Bugün bir yazı okudum ve aklıma babam geldi…
Şimdi bir çok arkadaşım beni hiçbir şeyden çekinmez biri olarak tanır ki öylede bir yapım vardır. Ama düşündüm de acaba bu güne kadar yapmaktan çekindiğim ne var … Buldum evet vardı…
Babamın boynuna sarılırken hep bir tereddütte kalırım. Kızacağından değil, görmemişlikten. Ne yapalım. Biz kırsal kesimin çocuklarıyla hayat arasındaki yol normal insanların yollarından daha bir kötüdür. Bizim yollarımız hep patikadır. Taşlıdır yollar, hafif hız yaparsan savurur seni uçurumların diplerine…
Bu kadar rahatım ama düşünmedim değil neden böyle oluyor diye … dedim ya kırsalda yaşayan insanların çocuklarına olan sevgileri genelde içlerindedir. Hiç unutmam bir gün babam hasta oldum diye işini gücünü bırakmış ağlayarak geliyor. O arada bende havale geçiriyorum. Bana sarılışını belki mezara girsem unutmam.

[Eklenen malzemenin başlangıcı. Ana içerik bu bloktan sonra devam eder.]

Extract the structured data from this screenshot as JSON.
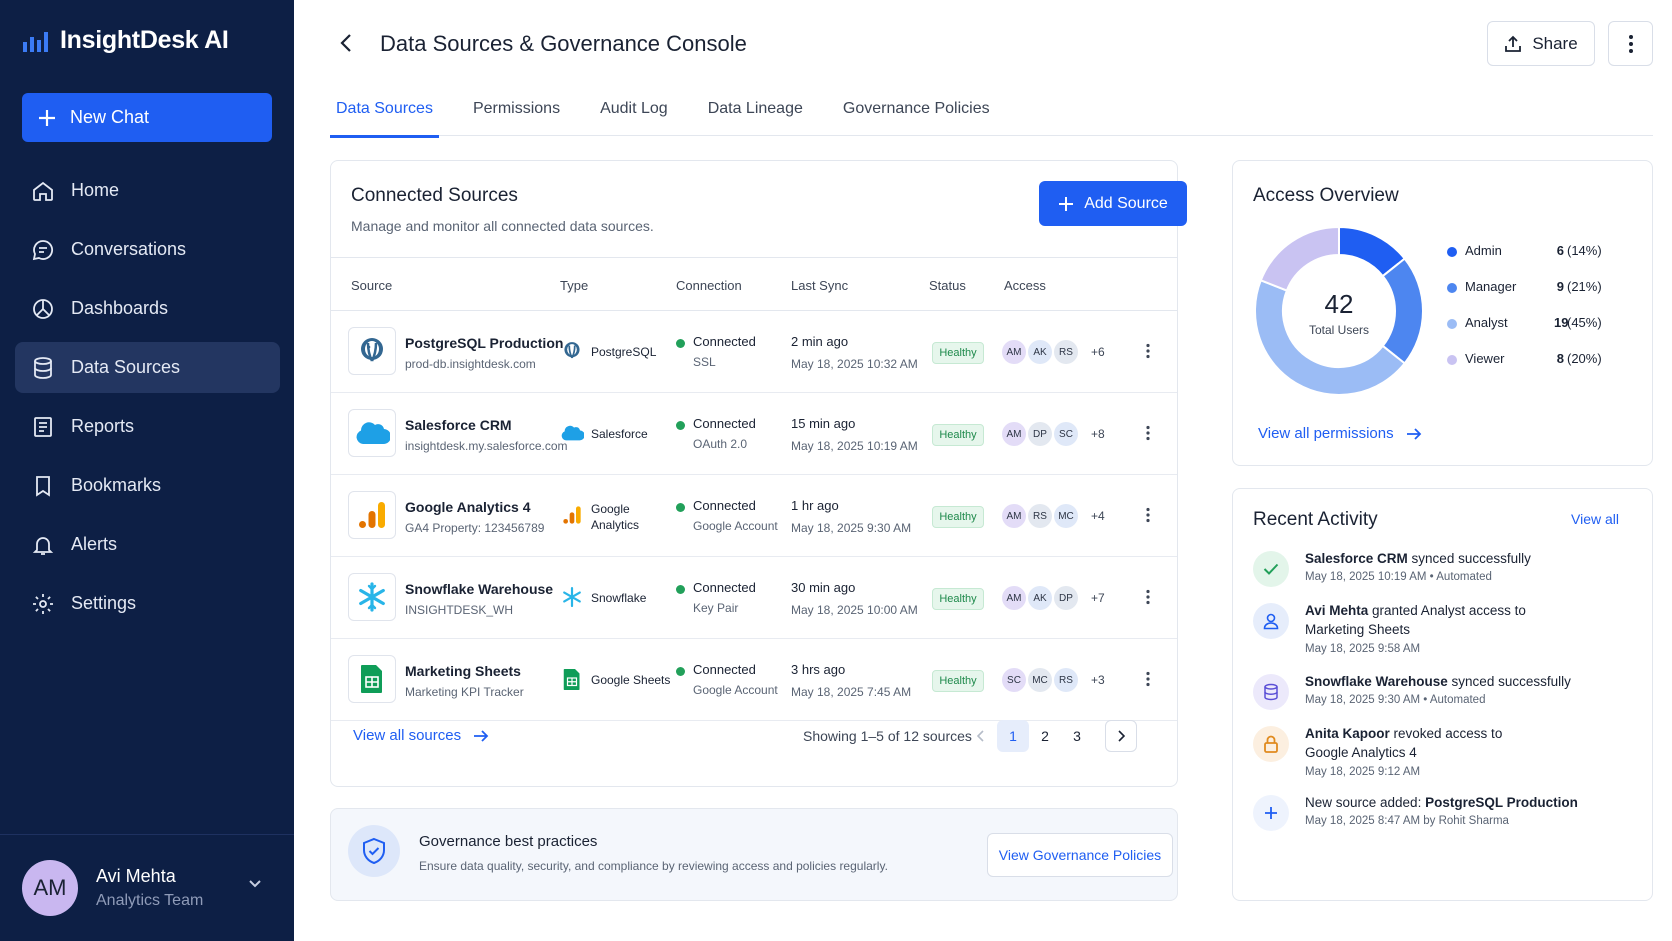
{
  "app": {
    "name": "InsightDesk AI",
    "new_chat": "New Chat"
  },
  "nav": [
    {
      "label": "Home",
      "icon": "home-icon"
    },
    {
      "label": "Conversations",
      "icon": "chat-icon"
    },
    {
      "label": "Dashboards",
      "icon": "dashboard-icon"
    },
    {
      "label": "Data Sources",
      "icon": "database-icon",
      "active": true
    },
    {
      "label": "Reports",
      "icon": "report-icon"
    },
    {
      "label": "Bookmarks",
      "icon": "bookmark-icon"
    },
    {
      "label": "Alerts",
      "icon": "bell-icon"
    },
    {
      "label": "Settings",
      "icon": "gear-icon"
    }
  ],
  "user": {
    "initials": "AM",
    "name": "Avi Mehta",
    "team": "Analytics Team"
  },
  "header": {
    "title": "Data Sources & Governance Console",
    "share": "Share"
  },
  "tabs": [
    "Data Sources",
    "Permissions",
    "Audit Log",
    "Data Lineage",
    "Governance Policies"
  ],
  "sources": {
    "title": "Connected Sources",
    "subtitle": "Manage and monitor all connected data sources.",
    "add_button": "Add Source",
    "columns": [
      "Source",
      "Type",
      "Connection",
      "Last Sync",
      "Status",
      "Access"
    ],
    "rows": [
      {
        "name": "PostgreSQL Production",
        "sub": "prod-db.insightdesk.com",
        "type": "PostgreSQL",
        "conn": "Connected",
        "conn_sub": "SSL",
        "sync": "2 min ago",
        "sync_sub": "May 18, 2025 10:32 AM",
        "status": "Healthy",
        "access": [
          "AM",
          "AK",
          "RS"
        ],
        "more": "+6"
      },
      {
        "name": "Salesforce CRM",
        "sub": "insightdesk.my.salesforce.com",
        "type": "Salesforce",
        "conn": "Connected",
        "conn_sub": "OAuth 2.0",
        "sync": "15 min ago",
        "sync_sub": "May 18, 2025 10:19 AM",
        "status": "Healthy",
        "access": [
          "AM",
          "DP",
          "SC"
        ],
        "more": "+8"
      },
      {
        "name": "Google Analytics 4",
        "sub": "GA4 Property: 123456789",
        "type": "Google Analytics",
        "conn": "Connected",
        "conn_sub": "Google Account",
        "sync": "1 hr ago",
        "sync_sub": "May 18, 2025 9:30 AM",
        "status": "Healthy",
        "access": [
          "AM",
          "RS",
          "MC"
        ],
        "more": "+4"
      },
      {
        "name": "Snowflake Warehouse",
        "sub": "INSIGHTDESK_WH",
        "type": "Snowflake",
        "conn": "Connected",
        "conn_sub": "Key Pair",
        "sync": "30 min ago",
        "sync_sub": "May 18, 2025 10:00 AM",
        "status": "Healthy",
        "access": [
          "AM",
          "AK",
          "DP"
        ],
        "more": "+7"
      },
      {
        "name": "Marketing Sheets",
        "sub": "Marketing KPI Tracker",
        "type": "Google Sheets",
        "conn": "Connected",
        "conn_sub": "Google Account",
        "sync": "3 hrs ago",
        "sync_sub": "May 18, 2025 7:45 AM",
        "status": "Healthy",
        "access": [
          "SC",
          "MC",
          "RS"
        ],
        "more": "+3"
      }
    ],
    "view_all": "View all sources",
    "showing": "Showing 1–5 of 12 sources",
    "pages": [
      "1",
      "2",
      "3"
    ]
  },
  "governance": {
    "title": "Governance best practices",
    "subtitle": "Ensure data quality, security, and compliance by reviewing access and policies regularly.",
    "button": "View Governance Policies"
  },
  "access": {
    "title": "Access Overview",
    "total": "42",
    "total_label": "Total Users",
    "legend": [
      {
        "label": "Admin",
        "count": "6",
        "pct": "(14%)",
        "color": "#1f5ef2",
        "value": 6
      },
      {
        "label": "Manager",
        "count": "9",
        "pct": "(21%)",
        "color": "#4d86f0",
        "value": 9
      },
      {
        "label": "Analyst",
        "count": "19",
        "pct": "(45%)",
        "color": "#9bbcf5",
        "value": 19
      },
      {
        "label": "Viewer",
        "count": "8",
        "pct": "(20%)",
        "color": "#c9c3f2",
        "value": 8
      }
    ],
    "link": "View all permissions"
  },
  "activity": {
    "title": "Recent Activity",
    "view_all": "View all",
    "items": [
      {
        "strong": "Salesforce CRM",
        "text": " synced successfully",
        "meta": "May 18, 2025 10:19 AM  •  Automated"
      },
      {
        "strong": "Avi Mehta",
        "text": " granted Analyst access to Marketing Sheets",
        "meta": "May 18, 2025 9:58 AM"
      },
      {
        "strong": "Snowflake Warehouse",
        "text": " synced successfully",
        "meta": "May 18, 2025 9:30 AM  •  Automated"
      },
      {
        "strong": "Anita Kapoor",
        "text": " revoked access to Google Analytics 4",
        "meta": "May 18, 2025 9:12 AM"
      },
      {
        "pre": "New source added: ",
        "strong": "PostgreSQL Production",
        "text": "",
        "meta": "May 18, 2025 8:47 AM by Rohit Sharma"
      }
    ]
  }
}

Evet arkadaş ben babama belki öyle ahım şahım “seni seviyorum” diyemedim ama bari sizin demeniz için bir şey yapayım… Bunu yapıyorum diye söylemeyeceğim anlamına gelmez. İlk fırsatta bunu yapacağıma söz verdim kendime…
Sizde kendinize bir söz verin bir kez olsun babanızın boynuna öyle bir sarılın ki ona “Baba Seni Seviyorum” diyin… bunu anneniz içinde yapın .. ama yapın. Üç günlük dünyada bir daha seni seviyorum deme şansımız olmaya bilir…
Çünkü "Savaşın ortasında komutansız kalmaktır babasız kalmak"
--------------------------------------------------------------------
Savaşın ortasında komutansız kalmaktır babasız kalmak"
Babanız öldüğünde büyüyorsunuz...
Artık soru soracağınız öğreneceğiniz azarını duyacağınız takdirini
alacağınız akşam eve dönerken yolunu gözleyeceğiniz korkacağınız
bir babanız yoksa büyüyorsunuz...
Yarınınızdan sorumlu tuttuğunuz,her istediğinizi almak zorunda olan
o kişi yoksa artık...
Hep sessiz ağlayan ,suskun seven en zor dönemde bile yıkılmaz görünen
sırtınızı dayadığınız çınar ağacınız yoksa artık...
Büyüyorsunuz o zaman işte...
"Savaşın ortasında komutansız kalmaktır babasız kalmak"
Kaç yaşınızda olursanız olun, babanız yaşıyorsa hala çocuksunuzdur...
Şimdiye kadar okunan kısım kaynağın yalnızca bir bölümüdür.